What is Aliyah?
In English, it is the act of immigrating to Israel.
In Hebrew it means the act of going up.
I was a normal-ish kid living in Nashville, Tennessee, USA. I was active in various Jewish programs and grew up relatively religious. I even had the opportunity to visit Israel when I was nine years old. I had always been told that Israel was the safe space for Jews, that Israel was perfect. That I should be scared of Arabs and not believe the lies anyone else might try to tell me. I had a few friends in high school with whom I debated the Israel topic, including a Muslim friend who confided that she didn’t believe everything her uncle was telling her. No one ever truly contested what I had been taught about Israel.
Then, of course, I went to college.
I was your typical “undeclared major” student that had no idea what I was doing, but enjoyed the newfound freedom of parties, football games, and my hilarious biology professor. I became close with my roommate, even though I was a mess. I went to Hillel (Jewish student organization) events for the free food and met some wonderful people.
Then came the Israeli Operation Pillar of Defense against the Gazan terrorist organization Hamas in November 2012.
I carried on in my usual manner, defending Israel wherever I felt safe, mostly avoiding the topic by not even claiming my Judaism. Protestors filled the Pedestrian Walkway with Palestinian flags, claiming the terrorism of the IDF. I had a friend from high school with whom I engaged in a months-long heated debate—until it became so intense that we cut off contact for three months. It was all so different than what I had known. And that’s when it hit me.
Why was I defending this country that I only thought I knew about? Was I losing friends over a country I had essentially no claim to? Was that “Free Gaza” sign by my dorm room intentional or coincidence? Did I have any right to speak so boldly?
I concluded that the answer was “no.”
I needed to see for myself.
I decided to go and live in Israel once I finished my degree (whatever that would be).
That thought was set aside as the school year went on and I felt less and less motivated by college as a whole. I only cared about being on the rowing team and partying with my friends. Netflix was new and a welcome escape from reality, and the only class I always went to religiously (pun intended) was my intermediate Hebrew class with our beloved teacher, directly from Israel, the glamorous Revital.

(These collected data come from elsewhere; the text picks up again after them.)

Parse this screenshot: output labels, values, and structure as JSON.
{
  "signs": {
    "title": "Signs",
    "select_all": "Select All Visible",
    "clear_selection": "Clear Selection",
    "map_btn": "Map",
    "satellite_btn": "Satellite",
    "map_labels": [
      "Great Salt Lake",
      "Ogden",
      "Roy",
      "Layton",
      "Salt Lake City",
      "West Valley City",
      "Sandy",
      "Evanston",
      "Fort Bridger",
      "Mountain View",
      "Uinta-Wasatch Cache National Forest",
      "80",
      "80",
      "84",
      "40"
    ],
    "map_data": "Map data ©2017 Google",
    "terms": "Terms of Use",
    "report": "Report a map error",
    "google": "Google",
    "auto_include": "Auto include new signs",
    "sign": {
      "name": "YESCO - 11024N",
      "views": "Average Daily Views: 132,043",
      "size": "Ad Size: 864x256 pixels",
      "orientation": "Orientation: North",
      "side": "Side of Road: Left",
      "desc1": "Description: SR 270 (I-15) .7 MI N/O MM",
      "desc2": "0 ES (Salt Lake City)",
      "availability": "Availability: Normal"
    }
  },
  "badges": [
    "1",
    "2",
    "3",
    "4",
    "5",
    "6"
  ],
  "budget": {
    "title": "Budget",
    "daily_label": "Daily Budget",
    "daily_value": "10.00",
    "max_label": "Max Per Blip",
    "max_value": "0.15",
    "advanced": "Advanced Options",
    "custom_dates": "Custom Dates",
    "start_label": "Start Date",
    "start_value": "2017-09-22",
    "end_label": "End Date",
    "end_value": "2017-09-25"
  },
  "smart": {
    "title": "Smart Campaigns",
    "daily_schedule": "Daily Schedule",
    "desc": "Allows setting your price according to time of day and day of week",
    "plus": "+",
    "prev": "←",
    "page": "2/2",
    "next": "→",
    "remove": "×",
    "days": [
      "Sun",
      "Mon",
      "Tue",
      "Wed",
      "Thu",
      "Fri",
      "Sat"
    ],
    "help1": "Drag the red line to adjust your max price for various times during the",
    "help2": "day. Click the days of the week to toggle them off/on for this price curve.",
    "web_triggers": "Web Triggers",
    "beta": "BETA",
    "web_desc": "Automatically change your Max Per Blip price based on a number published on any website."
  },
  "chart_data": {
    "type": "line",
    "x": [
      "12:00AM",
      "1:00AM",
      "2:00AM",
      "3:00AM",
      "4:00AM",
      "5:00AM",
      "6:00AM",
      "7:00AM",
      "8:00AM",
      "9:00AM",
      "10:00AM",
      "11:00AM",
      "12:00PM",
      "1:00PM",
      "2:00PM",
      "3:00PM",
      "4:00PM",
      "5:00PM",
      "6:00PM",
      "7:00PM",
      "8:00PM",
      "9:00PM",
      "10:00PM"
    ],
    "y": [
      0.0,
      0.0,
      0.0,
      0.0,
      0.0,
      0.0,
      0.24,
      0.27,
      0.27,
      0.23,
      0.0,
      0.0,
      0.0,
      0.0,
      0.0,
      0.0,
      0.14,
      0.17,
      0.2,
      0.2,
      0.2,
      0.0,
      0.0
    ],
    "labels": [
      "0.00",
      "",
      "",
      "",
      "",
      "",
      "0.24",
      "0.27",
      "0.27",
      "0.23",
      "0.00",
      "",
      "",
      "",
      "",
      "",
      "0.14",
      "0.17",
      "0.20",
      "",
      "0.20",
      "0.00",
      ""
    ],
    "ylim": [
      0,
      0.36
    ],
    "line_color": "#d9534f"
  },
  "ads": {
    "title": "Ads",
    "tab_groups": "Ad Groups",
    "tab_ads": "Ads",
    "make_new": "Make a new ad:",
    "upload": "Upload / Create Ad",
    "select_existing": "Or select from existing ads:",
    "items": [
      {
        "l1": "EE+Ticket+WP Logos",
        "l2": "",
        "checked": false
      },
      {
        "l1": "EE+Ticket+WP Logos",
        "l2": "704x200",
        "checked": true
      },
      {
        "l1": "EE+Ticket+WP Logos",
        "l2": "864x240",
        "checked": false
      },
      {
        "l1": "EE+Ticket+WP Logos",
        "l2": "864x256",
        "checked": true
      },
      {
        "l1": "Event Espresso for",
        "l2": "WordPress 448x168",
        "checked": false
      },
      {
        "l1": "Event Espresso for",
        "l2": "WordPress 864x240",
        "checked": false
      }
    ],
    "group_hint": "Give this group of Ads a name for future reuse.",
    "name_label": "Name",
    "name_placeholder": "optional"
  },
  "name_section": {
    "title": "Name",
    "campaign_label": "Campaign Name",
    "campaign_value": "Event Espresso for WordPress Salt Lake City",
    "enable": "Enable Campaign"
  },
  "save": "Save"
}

Being under the umbrella of the Asian studies program, the modern Hebrew courses were all but abandoned: fall semester we were four students, in the spring we were three.
In August I had taken a job as a teacher at Heska Amuna Synagogue Hebrew School, and Revital and I were delighted to discover we were going to be coworkers in addition to having a student-teacher relationship (though I only lasted one semester in the position). We spent the year driving around town in search of Chabad houses, cute Israelis, and Purim parties. Revital and I spoke about Israel so much, but I hadn’t realized how much I felt a hunger to experience the country. It was always my brother’s dream. He had been quite straightforward with his plans: make Aliyah, live on a kibbutz, join the IDF, and become a combat soldier. I had basically never considered the option, just knowing that Israel was there for me if I needed her was good enough for me.
At the end of the school year, I went on Birthright, a free trip to Israel for eligible Jewish young adults.
That was it for me.
On the last night, I called my brother and said, “Don’t tell Imma (mom) or Abba (dad), but I’m going to make Aliyah at the end of the summer.”
Now, this may seem outrageous to some of you, but to Jews in the Diaspora, this is actually a fairly common practice. To make Aliyah is an honorable act; it still elicits mostly reactions of shock, concern, and, in some cases, anger. The anger is the biggest variable. It can come from the idea that I hate America, or that I hate Arabs, that I abandoned my family or that I am hiding a criminal past.
Honestly, though, it was just a selfish thing I needed to do.
I didn’t know it yet, but it was the best decision I was about to make.
The story I’m going to tell in this ongoing series is one of growth, empathy, resilience, cultural and lingual mishaps, missing people so much it hurts, grief, and—because this is a blog—finding myself.